On 03/09/2015 05:03 PM, Kees Cook wrote:
> On Mon, Mar 9, 2015 at 4:43 PM, Eric W. Biederman <ebiederm@...ssion.com> wrote:
>> A 1 to 1 blinding function like integer multiplication mudulo 2^32 by an
>> appropriate random number ought to keep from revealing page numbers or
>> page ajacencies while not requiring any changes in userspace.
>>
>> That way the revealed pfn and the physcial pfn would be different but
>> you could still use pagemap for it's intended purpose.
> 
> If this could be done in a way where it was sufficiently hard to
> expose the random number, we should absolutely do this.

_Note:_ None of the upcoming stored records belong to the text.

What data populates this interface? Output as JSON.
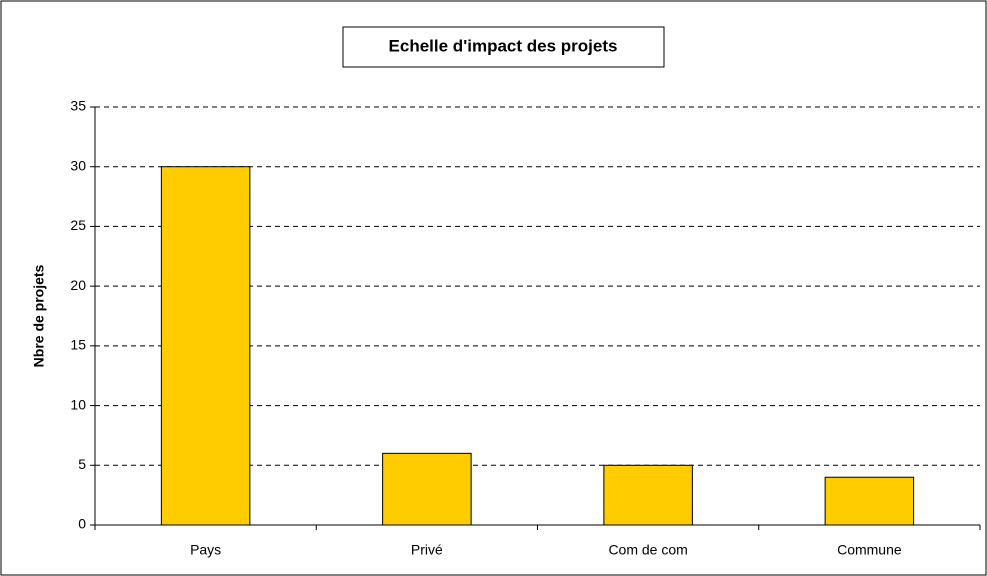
{
  "chart_data": {
    "type": "bar",
    "title": "Echelle d'impact des projets",
    "y_label": "Nbre de projets",
    "categories": [
      "Pays",
      "Privé",
      "Com de com",
      "Commune"
    ],
    "values": [
      30,
      6,
      5,
      4
    ],
    "color": "#ffcc00",
    "ylim": [
      0,
      35
    ],
    "yticks": [
      0,
      5,
      10,
      15,
      20,
      25,
      30,
      35
    ],
    "grid": true
  }
}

We would need something which is both reversible (so that the given
offsets can still be used in /proc/kpagemap) and also hard to do a
known-plaintext-type attack on it.

Transparent huge pages are a place where userspace knows the
relationship between 512 adjacent physical addresses.  That represents a
good chunk of known data.  Surely there are more of these kinds of things.

Right now, for instance, the ways in which a series of sequential
allocations come out of the page allocator are fairly deterministic.  We
would also need to do some kind of allocator randomization to ensure
that userspace couldn't make good guesses about the physical addresses
of things coming out of the allocator.